Co-nieco wzmiankowaliśmy na temat cech osobowych Włodzimierza Pitułeja. Niewiele, bo nie mieliśmy źródeł. Tymczasem, podczas lektury prasy przedwojennej natknąłem się na jego nazwisko. Okazuje się, że w drugiej połowie lat 20. komisarz był czołowym policyjnym sportsmenem. Występował w mistrzostwach ogólnopolicyjnych osiągając bardzo dobre rezultaty. Można nawet stwierdzić, że wyróżniał się pod tym względem w środowisku oficerów Policji Państwowej.
Długodystansowiec
W tygodniku „Na Posterunku” z 1927 r. szeroko opisywany był przebieg II Ogólnopolicyjnych Zawodów Sportowych. Policjanci rywalizowali w wielu konkurencjach. Bardzo rzadko pojawiały się nazwiska oficerów (in. wyższych funkcjonariuszy). Bo to – wiadomo i liczebność mniejsza i wiek w sporcie ma duże znaczenie. Wyjątkiem tu był komisarz Pitułej. Startował on w biegach na dużych dystansach, które świadczyły o dużej wytrzymałości zawodników i konieczności długotrwałego zmagania z własnymi słabościami. Reprezentował wtedy policję warszawską.
Pitułej startował w biegu na 10 tysięcy metrów zdobywając znakomite drugie miejsce. Redaktor pisał o ciekawej historii biegu. Pitułej i posterunkowy Śmiga ze Śląska znacznie wyprzedzili konkurencję. Zresztą przeczytajcie sami opis zmagań.
„Ochroniarz Piłsudskiego” wziął też udział w zawodach marszowych. Dystans wynosił 25 km. Zawodnicy startowali ubrani w strój polowy niosąc karabin i ładownicę. W zawodach tych komisarz przeszarżował. Długo prowadził, by ostatecznie wywalczyć 8. lokatę. Może wpływ na „opadnięcie z sił” na finiszu miał udział w zawodach biegowych? Zespołowo jego team warszawski zdobył trzecie miejsce.
Zdjęcie z zawodów marszowych policyjnych.
Superstrzelec
Pitułej występował ponadto w zawodach strzeleckich. W tych mistrzostwach zajął drugie miejsce w strzelaniu z broni małokalibrowej (tzw. flowery) i trzecie w strzelaniu z rewolweru. Dużym sukcesem było przyznanie mu trzeciej lokaty w klasyfikacji ogólnej indywidualnej. Na trzecim stopniu podium w rywalizacji drużynowej stanął razem z dwoma kolegami z Warszawy.

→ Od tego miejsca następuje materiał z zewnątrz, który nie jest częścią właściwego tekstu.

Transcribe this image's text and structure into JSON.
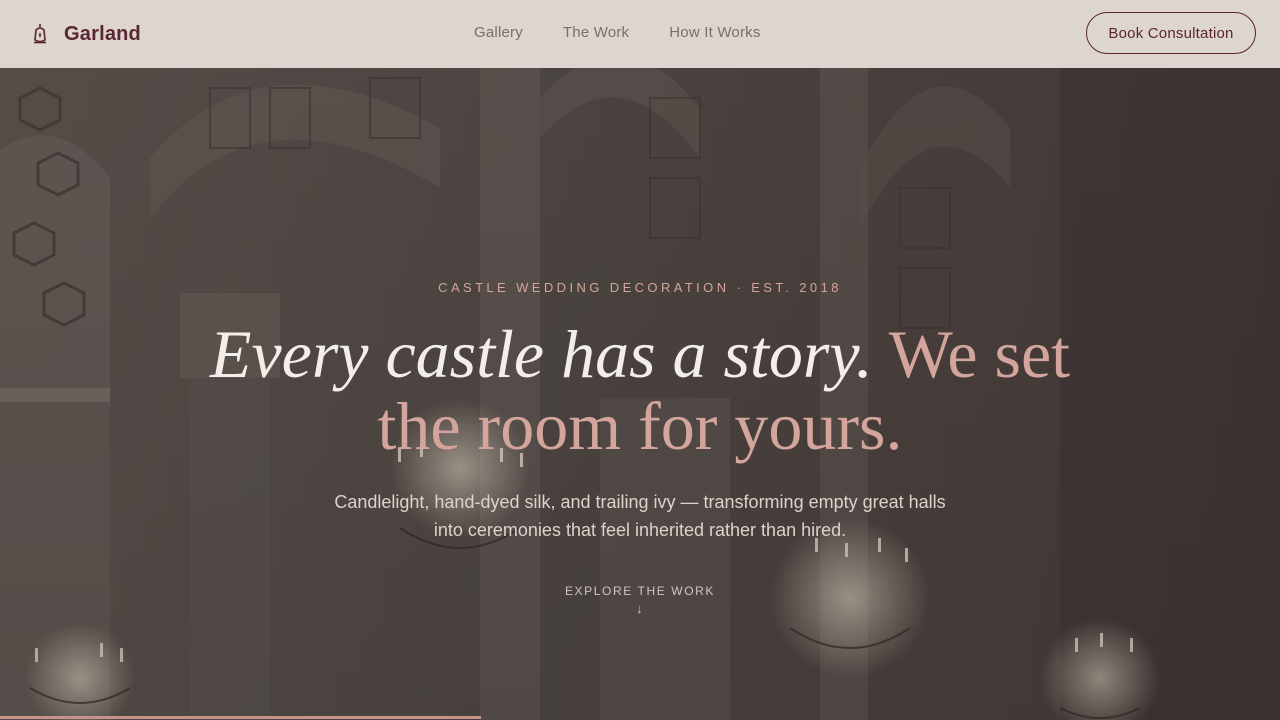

W kolejnym roku, podczas III Zawodów, nie widzimy go w gronie lekkoatletów. Obecność swoją natomiast zaznaczył w zawodach strzeleckich. W klasyfikacji indywidualnej zdobył jeszcze lepsze miejsce niż przed rokiem – został wicemistrzem. Wicemistrzostwo kraju zdobyła też drużyna miasta stołecznego Warszawy, w skład której wchodził. Duży wpływ na te wyniki miało zwycięstwo jakie Pitułej odniósł w strzelaniu z broni długiej małokalibrowej z odległości 50 m. Zdobył on 270 pkt na 300 możliwych. Świetnie poszło mu też w zawodach z broni krótkiej kalibru 22, na odległość 50 m. Zdobył 58 punktów, co dało mu 3 lokatę.
Pasje świadczą o człowieku. Z tego co opisaliśmy można wnioskować, że Włodzimierz Pitułej był człowiekiem pracowitym, bardzo wytrwałym i ambitnym. Dokonania na strzelnicy wskazywać mogą na bystrość umysłu i co nader ważne – umiejętność koncentracji, dużego opanowania i odporności na stres.